Given $n$ and $\newcommand{\Fib}{\mathrm{Fib}} \Fib(n)$, is it possible to calculate the previous number in the Fibonacci sequence - $\Fib(n-1)$ using integer math in constant time? In other words, I believe I'm looking for a closed form formula.
For example: Given $n=10$ and $\Fib(10)=55$, I'd like to determine that $\Fib(9)=34$ without using $\Fib(7) + \Fib(8)$.
On
Hint $\rm\ n\:$ is a Fibonacci number iff the interval $\rm\ [\phi\ n - 1/n,\ \phi\ n + 1/n]\ $ contains a positive integer (the next Fibonacci number for $\rm\ n > 1)$. This follows from basic properties of continued fractions.
For example, $\rm\ 2 \to [2.7,\ 3.7],\ \ 3\to [4.5,\ 5.2],\ \ 5 \to [7.9,\ 8.3]\ \ldots$
For a proof see e.g. $ $ T. Komatsu: The interval associated with a fibonacci number. $\ $
On
This is a dissenting note on some of these answers. I am purposly making this an answer, though it really is an anti-answer.
The problem with any answer that uses $\phi$ is that, as $n$ gets larger, $\phi$ has to be computed with increasingly great precision. This will not take constant time, either for the computation of $\phi$ or the multiplication by $\phi$.
By Binet's Formula, we know that $F_n = \dfrac{1}{\sqrt{5}}\left(\phi^n-(-\phi)^{-n}\right) \approx \dfrac{1}{\sqrt{5}}\phi^n$ where $\phi = \dfrac{1+\sqrt{5}}{2}$.

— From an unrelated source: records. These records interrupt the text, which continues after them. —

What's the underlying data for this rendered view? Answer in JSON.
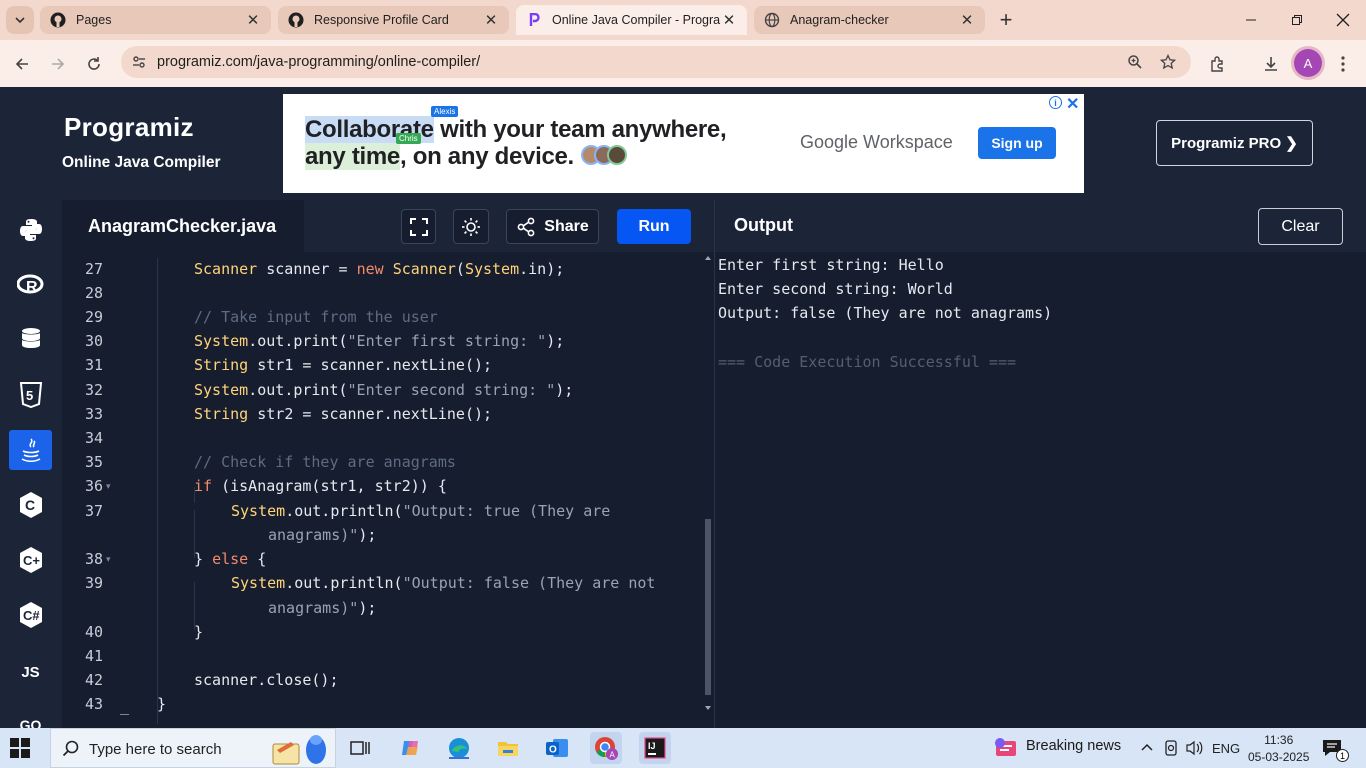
{
  "browser": {
    "tabs": [
      {
        "title": "Pages",
        "icon": "github-icon"
      },
      {
        "title": "Responsive Profile Card",
        "icon": "github-icon"
      },
      {
        "title": "Online Java Compiler - Program",
        "icon": "programiz-icon"
      },
      {
        "title": "Anagram-checker",
        "icon": "globe-icon"
      }
    ],
    "url": "programiz.com/java-programming/online-compiler/",
    "avatar_letter": "A"
  },
  "header": {
    "logo": "Programiz",
    "subtitle": "Online Java Compiler",
    "pro_button": "Programiz PRO ❯"
  },
  "ad": {
    "line1_hl": "Collaborate",
    "line1_rest": " with your team anywhere,",
    "line2_hl": "any time",
    "line2_rest": ", on any device.",
    "tag1": "Alexis",
    "tag2": "Chris",
    "brand": "Google Workspace",
    "signup": "Sign up"
  },
  "sidebar": [
    "python-icon",
    "r-lang-icon",
    "sql-icon",
    "html5-icon",
    "java-icon",
    "c-icon",
    "cpp-icon",
    "csharp-icon",
    "js-icon",
    "go-icon"
  ],
  "sidebar_js": "JS",
  "sidebar_go": "GO",
  "editor": {
    "filename": "AnagramChecker.java",
    "share": "Share",
    "run": "Run"
  },
  "output": {
    "title": "Output",
    "clear": "Clear",
    "lines": [
      "Enter first string: Hello",
      "Enter second string: World",
      "Output: false (They are not anagrams)",
      "",
      "=== Code Execution Successful ==="
    ]
  },
  "code": {
    "line_numbers": [
      "27",
      "28",
      "29",
      "30",
      "31",
      "32",
      "33",
      "34",
      "35",
      "36",
      "37",
      "38",
      "39",
      "40",
      "41",
      "42",
      "43"
    ],
    "lines": [
      "Scanner scanner = new Scanner(System.in);",
      "",
      "// Take input from the user",
      "System.out.print(\"Enter first string: \");",
      "String str1 = scanner.nextLine();",
      "System.out.print(\"Enter second string: \");",
      "String str2 = scanner.nextLine();",
      "",
      "// Check if they are anagrams",
      "if (isAnagram(str1, str2)) {",
      "System.out.println(\"Output: true (They are",
      "anagrams)\");",
      "} else {",
      "System.out.println(\"Output: false (They are not",
      "anagrams)\");",
      "}",
      "",
      "scanner.close();",
      "}"
    ]
  },
  "taskbar": {
    "search_placeholder": "Type here to search",
    "news": "Breaking news",
    "lang": "ENG",
    "time": "11:36",
    "date": "05-03-2025",
    "notifications": "1"
  },
  "colors": {
    "accent": "#0556f3",
    "editor_bg": "#161d2f",
    "panel_bg": "#1c2438",
    "string": "#9aa3b2",
    "keyword": "#f28b6a",
    "type": "#ffd479",
    "comment": "#5f6b80"
  }
}
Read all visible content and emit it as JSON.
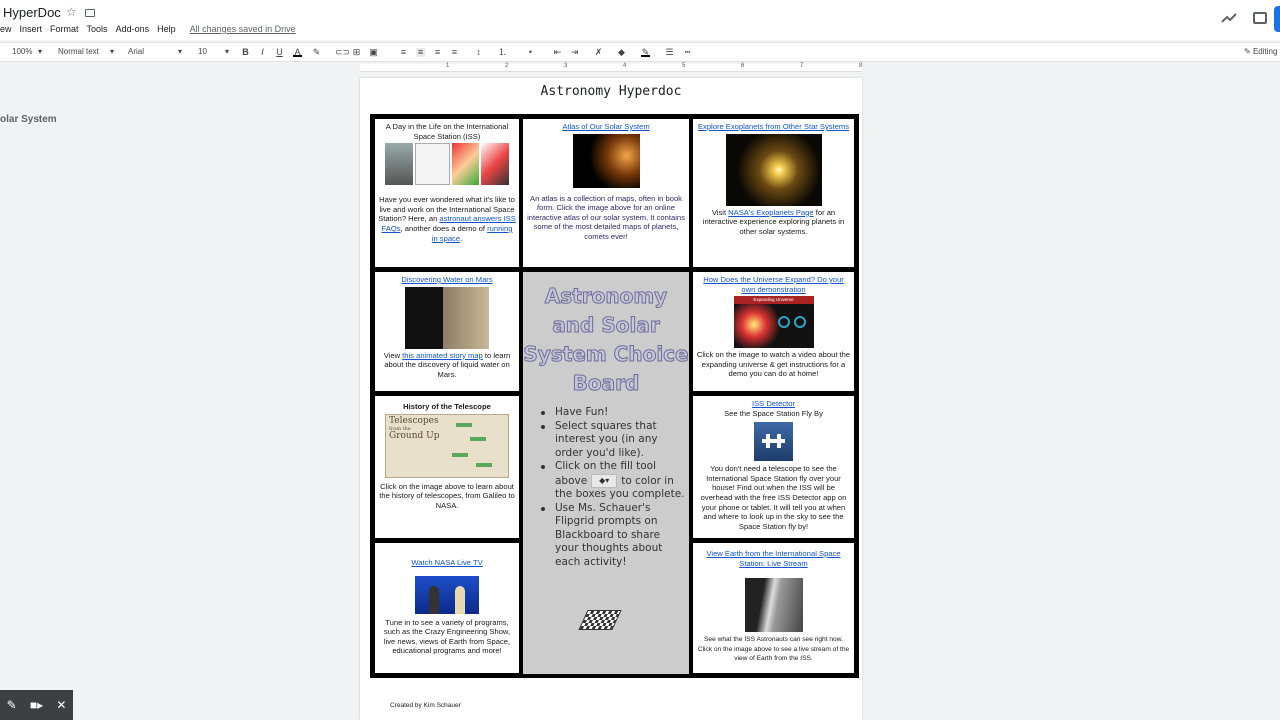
{
  "app": {
    "doc_title": "HyperDoc",
    "menu": [
      "ew",
      "Insert",
      "Format",
      "Tools",
      "Add-ons",
      "Help"
    ],
    "save_status": "All changes saved in Drive",
    "editing_label": "Editing"
  },
  "toolbar": {
    "zoom": "100%",
    "style": "Normal text",
    "font": "Arial",
    "font_size": "10"
  },
  "ruler": [
    "1",
    "2",
    "3",
    "4",
    "5",
    "6",
    "7",
    "8"
  ],
  "outline": {
    "item": "olar System"
  },
  "document": {
    "title": "Astronomy Hyperdoc",
    "footer": "Created by Kim Schauer"
  },
  "cells": {
    "iss_day": {
      "title": "A Day in the Life on the International Space Station (ISS)",
      "text1": "Have you ever wondered what it's like to live and work on the International Space Station? Here, an ",
      "link1": "astronaut answers ISS FAQs",
      "text2": ", another does a demo of ",
      "link2": "running in space",
      "text3": "."
    },
    "atlas": {
      "title": "Atlas of Our Solar System",
      "text": "An atlas is a collection of maps, often in book form. Click the image above for an online interactive atlas of our solar system.  It contains some of the most detailed maps of planets, comets ever!"
    },
    "exoplanets": {
      "title": "Explore Exoplanets from Other Star Systems",
      "text1": "Visit ",
      "link": "NASA's Exoplanets Page",
      "text2": " for an interactive experience exploring planets in other solar systems."
    },
    "mars": {
      "title": "Discovering Water on Mars",
      "text1": "View ",
      "link": "this animated story map",
      "text2": " to learn about the discovery of liquid water on Mars."
    },
    "universe": {
      "title": "How Does the Universe Expand?  Do your own demonstration",
      "img_caption": "Expanding Universe",
      "text": "Click on the image to watch a video about the expanding universe & get instructions for a demo you can do at home!"
    },
    "telescope": {
      "title": "History of the Telescope",
      "img_caption1": "Telescopes",
      "img_caption2": "from the",
      "img_caption3": "Ground Up",
      "text": "Click on the image above to learn about the history of telescopes, from Galileo to NASA."
    },
    "iss_detector": {
      "title": "ISS Detector",
      "subtitle": "See the Space Station Fly By",
      "text": "You don't need a telescope to see the International Space Station fly over your house! Find out when the ISS will be overhead with the free ISS Detector app on your phone or tablet.  It will tell you at when and where to look up in the sky to see the Space Station fly by!"
    },
    "nasa_tv": {
      "title": "Watch NASA Live TV",
      "text": "Tune in to see a variety of programs, such as the Crazy Engineering Show, live news, views of Earth from Space, educational programs and more!"
    },
    "earth_view": {
      "title": "View Earth from the International Space Station: Live Stream",
      "text": "See what the ISS Astronauts can see right now. Click on the image above to see a live stream of the view of Earth from the ISS."
    }
  },
  "choice_board": {
    "title": "Astronomy and Solar System Choice Board",
    "items": [
      "Have Fun!",
      "Select squares that interest you (in any order you'd like).",
      "Click on the fill tool above",
      "to color in the boxes you complete.",
      "Use Ms. Schauer's Flipgrid prompts on Blackboard to share your thoughts about each activity!"
    ]
  },
  "colors": {
    "link": "#1155cc",
    "board_bg": "#000000",
    "center_bg": "#cccccc",
    "accent": "#1a73e8"
  }
}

Using this formula, we can get that $F_{n-1}$ is the nearest integer to $\dfrac{1}{\phi} F_n$ for large $n$
More rigorously, we have $F_{n-1} - \dfrac{1}{\phi} F_n = \dfrac{1}{\sqrt{5}}\left(\phi^{n-1}-(-\phi)^{-(n-1)}\right) - \dfrac{1}{\phi\sqrt{5}}\left(\phi^n-(-\phi)^{-n}\right)$ $= -\dfrac{(-\phi)^{-(n-1)}}{\sqrt{5}} - \dfrac{(-\phi)^{-(n+1)}}{\sqrt{5}}$ $= \dfrac{(-\phi)^{-n}}{\sqrt{5}}\left(\phi + \phi^{-1}\right) = (-\phi)^{-n}$.
Thus, for $n \ge 2$, we have $\left|F_{n-1} - \dfrac{1}{\phi} F_n \right| = \phi^{-n} < \frac{1}{2}$, and so, $F_{n-1}$ is the nearest integer to $\dfrac{1}{\phi}F_n$.
Dividing $F_n$ by $\phi$ and rounding the result to the nearest integer shouldn't be too computational.